Un día, expresó sus sentimientos cuando hablaba con Kamal:
—Puede que ella se alegre de lo que me ocurre, y corrobore la actitud de su padre cuando se negó a hacerla regresar conmigo. Sé por experiencia lo que ronda en la mente de esa mujer, y no hay duda de que ella se alegra de mis males. ¡Será mala suerte no poder encontrar un puesto respetable sin estar a las órdenes de este cabrón! ¡No es más que un viejo que no tiene nada bueno que dar a las mujeres! ¡Qué incapacidad la suya para llenar el vacío que ha dejado Yasín! ¡Qué se alegre esa loca! Yo también lo hago…
Zannuba nunca supo la razón del traslado; lo más que llegó a saber fue que su marido fue nombrado para un trabajo en un puesto mejor en el Ministerio. A su vez, el padre evitaba tocar el tema del escándalo con su hijo, limitándose a decirle cuando consiguió la anulación del traslado:
—¡Cuántas veces te vas a librar de la trampa! Me has abrumado y avergonzado con tus problemas. Desde hoy, no intervendré más en tus asuntos. ¡Haz lo que te parezca! ¡Dios está entre tú y yo!
Pero no pudo dejarlo a su aire. Un día lo llamó a la tienda, y le dijo:
—Tienes que pensar en darle una nueva orientación a tu vida, llevarla de nuevo por el camino de la respetabilidad, apartarte de la rutina del abandono que llevas. Todavía tenemos mucho tiempo para empezar de nuevo. Puedo prepararte una vida que sea digna de ti. ¡Sólo escúchame y obedéceme!
Continuó, exponiéndole sus propuestas:
—Divórciate de tu mujer y regresa a casa. Yo te prometo que harás un matrimonio digno. Así, empezarás una vida respetable…
Yasín se sonrojó, y dijo en voz baja:
—Aprecio tu deseo sincero de mejorar mi situación, pero yo mismo haré realidad este deseo sin perjudicar a nadie.
—¡Una nueva promesa como la de los ingleses! —gritó el padre enojado—. Parece que tu alma te exige hacer una visita a la prisión. ¡De acuerdo! La próxima vez, tus gritos de socorro me llegarán tras los barrotes de una celda. Vuelvo a repetirte que te divorcies de esa mujer y vuelvas a casa…
—¡Está embarazada, padre! —dijo Yasín suspirando deliberadamente para que su padre lo escuchara—, no quiero añadir una nueva falta a mis pecados.

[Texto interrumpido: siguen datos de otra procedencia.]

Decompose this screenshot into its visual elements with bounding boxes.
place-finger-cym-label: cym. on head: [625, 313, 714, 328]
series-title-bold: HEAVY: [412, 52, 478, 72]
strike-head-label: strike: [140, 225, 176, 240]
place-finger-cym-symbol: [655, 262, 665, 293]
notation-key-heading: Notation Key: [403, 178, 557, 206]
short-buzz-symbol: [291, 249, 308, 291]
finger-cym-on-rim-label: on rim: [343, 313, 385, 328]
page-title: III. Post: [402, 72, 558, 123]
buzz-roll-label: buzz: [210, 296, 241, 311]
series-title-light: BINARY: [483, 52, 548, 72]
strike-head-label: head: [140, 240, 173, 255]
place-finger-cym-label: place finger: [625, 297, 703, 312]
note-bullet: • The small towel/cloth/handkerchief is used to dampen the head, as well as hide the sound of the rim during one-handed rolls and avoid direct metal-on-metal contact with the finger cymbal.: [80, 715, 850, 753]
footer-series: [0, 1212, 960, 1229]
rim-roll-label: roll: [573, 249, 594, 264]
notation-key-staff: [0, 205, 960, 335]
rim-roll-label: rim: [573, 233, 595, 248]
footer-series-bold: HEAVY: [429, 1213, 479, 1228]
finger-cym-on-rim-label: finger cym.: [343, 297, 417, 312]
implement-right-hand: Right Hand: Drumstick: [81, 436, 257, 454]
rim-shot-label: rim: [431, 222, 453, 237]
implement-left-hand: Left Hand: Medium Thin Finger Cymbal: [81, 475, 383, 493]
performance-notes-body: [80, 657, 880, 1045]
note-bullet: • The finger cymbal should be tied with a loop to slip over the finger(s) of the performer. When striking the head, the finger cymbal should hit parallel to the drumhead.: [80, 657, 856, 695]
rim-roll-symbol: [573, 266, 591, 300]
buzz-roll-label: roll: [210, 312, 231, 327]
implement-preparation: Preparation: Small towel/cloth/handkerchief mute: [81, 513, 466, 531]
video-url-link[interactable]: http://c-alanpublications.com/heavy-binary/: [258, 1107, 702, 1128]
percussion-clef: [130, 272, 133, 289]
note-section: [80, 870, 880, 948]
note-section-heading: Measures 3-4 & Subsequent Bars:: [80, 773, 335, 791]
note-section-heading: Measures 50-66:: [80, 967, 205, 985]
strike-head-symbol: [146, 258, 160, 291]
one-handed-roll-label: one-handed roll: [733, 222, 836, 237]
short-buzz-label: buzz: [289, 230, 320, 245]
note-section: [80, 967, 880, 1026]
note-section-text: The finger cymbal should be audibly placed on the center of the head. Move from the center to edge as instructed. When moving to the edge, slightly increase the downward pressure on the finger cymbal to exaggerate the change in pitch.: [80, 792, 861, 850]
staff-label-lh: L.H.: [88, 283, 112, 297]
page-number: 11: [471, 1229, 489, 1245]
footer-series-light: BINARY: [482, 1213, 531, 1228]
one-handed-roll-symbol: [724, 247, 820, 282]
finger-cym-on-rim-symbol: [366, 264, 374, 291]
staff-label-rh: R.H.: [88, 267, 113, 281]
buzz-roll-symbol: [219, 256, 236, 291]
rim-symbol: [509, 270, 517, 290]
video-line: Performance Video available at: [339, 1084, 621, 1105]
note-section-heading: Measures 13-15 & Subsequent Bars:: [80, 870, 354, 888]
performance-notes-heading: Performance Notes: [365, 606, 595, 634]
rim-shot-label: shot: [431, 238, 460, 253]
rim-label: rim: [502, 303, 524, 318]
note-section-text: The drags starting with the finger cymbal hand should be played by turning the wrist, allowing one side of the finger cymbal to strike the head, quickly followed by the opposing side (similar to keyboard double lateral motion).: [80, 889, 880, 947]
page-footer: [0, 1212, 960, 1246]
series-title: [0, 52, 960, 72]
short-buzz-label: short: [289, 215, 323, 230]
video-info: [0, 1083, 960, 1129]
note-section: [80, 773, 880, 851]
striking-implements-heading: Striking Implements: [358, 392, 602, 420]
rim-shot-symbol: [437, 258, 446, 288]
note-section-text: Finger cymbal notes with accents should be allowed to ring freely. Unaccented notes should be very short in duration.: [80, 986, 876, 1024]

«¡Que Dios nos proteja! ¡En el vientre de Zannuba se está formando un nieto tuyo! ¿Habías podido imaginarte las penalidades que este muchacho te reservaba, a la hora de recibirlo recién nacido, un día que consideraste el más feliz de tu vida?»
—¿Embarazada?
—Sí…
—¿Y temes añadir un nuevo pecado a tus pecados?
Y estallando antes de que su hijo abriera la boca:
—¿Por qué tu conciencia no te hizo reproches mientras abusabas de las mejores chicas de las familias más selectas? ¡Eres una maldición! ¡Por la verdad del Libro de Dios!
Al alejarse su hijo de la tienda, lo siguió con los ojos llenos de compasión y desprecio. No podía menos que admirarse de su hermosa apariencia, que había heredado de él, como contrapartida a los defectos que había heredado de su madre… Súbitamente recordó cómo un día estuvo él mismo a punto de precipitarse en el vacío, a causa de la propia Zannuba. Y recordó también en ese mismo instante cómo supo contenerse en el momento apropiado. ¿Reprimirse a sí mismo? Sintió amargura y angustia. «¡Maldito sea Yasín y mil veces maldito!»